Total rust newb here, but does that need the full async story, or is it a limitation of an API somewhere? From the point of view of the code using the request's response could you use a channel with recv_timeout? Is the problem there that the thread with the socket connection is still going and there's no way to stop it?


The ability to cancel an operation without talking to the operating system requires that your program has yield points. That yielding is what allows another part of the program to take control and say "OK, I'm done with you now, no need to finish".

Yes, the problem is that your thread would continue to perform work even if you stopped waiting on it.


Maybe I don't understand the complexity, but in good old Ruby I can easily stop a thread if I don't need result anymore. No async needed and no yield points necessary. Doesn't it apply to Rust too?
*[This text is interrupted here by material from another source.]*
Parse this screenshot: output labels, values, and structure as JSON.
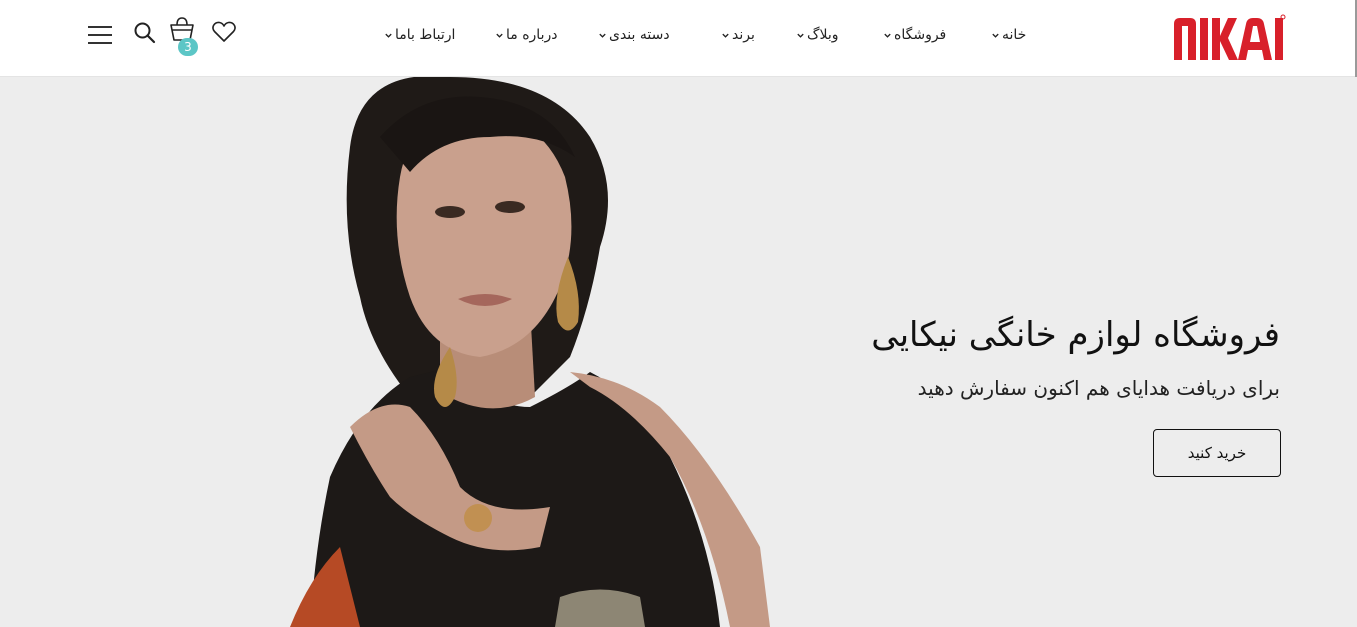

I assume that Ruby does in fact have yield points in some form, such as a global lock. Killing a thread is only possible (for a pthread) via the `pthread_cancel` API. That API is very dangerous and is generally not something you'd ever want to use manually - the thread will not clean up any memory or other resources, any shared memory is left in a tricky state.

To gracefully shut a thread down you need yielding of some kind.


Most commercial code is running an almost entirely IO workload, acting as a gatekeeper to a database or processing user interactions - places where async shines.

Async isn't a lark, it's a workhorse. The goal is not to write sexy code, it's to achieve better utilization (which is to say, save money).


Depends on the nature of commercial code and if it has another level of parallelism (think of web servers and read my comment below). As for DB queries, here's the thing: most commercial code is using DB transactions and there is no way to run transaction across multiple connections, so you are either single-threaded and do things in sequence anyway (why use async then?), or you are multi-threaded and then forget about transactions. Besides that, even if you can get away with multiple transactions there are those pesky questions like "what to do with a partially failed state?". Not all transactions are idempotent, and not all are reversible, it's hard enough when you run them sequentially, and running them in parallel and dealing with a failure might be an absolute nightmare.


Most web applications (every one I've ever worked on) use connection pooling to run multiple transactions in parallel. I suppose you could think of that as a sort of network level parallelism, but it's not multithreading.

Connection pooling is of course not without it's hazards, scaling databases can be very difficult and almost all of the production incidents I've dealt with involve a database running out of a resource (often connections). But for your garden variety web app, it certainly isn't a dichotomy between serializing all concurrent updates or losing atomicity.


But async Python is a single threaded. I’d prefer async over multithreading in python nowadays. Otherwise code can be slow as piss, if it’s doing a lot of I/O. Then, async is almost table stakes for almost any level of reasonable performance (GIL and all).


Not exactly sure how async in Python works, but if its runtime is non-preemptive and single-threaded (i.e. based on yield), then congratulations, you reinvented Windows 3.1! Those who are old enough to be "lucky" to use it, remember that the damn thing could hang the whole OS if your application was careless enough to block and not yield. Also "slow" is relative, if you create a thread to do DB query, thread creation is a way faster than any DB request, so not sure why it's slow. Never had problems with Ruby threads even though Ruby doesn't have a mechanism to create a thread pool (didn't have? it's been some time since I worked with Ruby). Java & Scala, OTOH are using thread pools, even multiple variations of them, so the thread startup time doesn't matter. In any case you are talking about I/O, in which case neither thread startup nor context switching matters.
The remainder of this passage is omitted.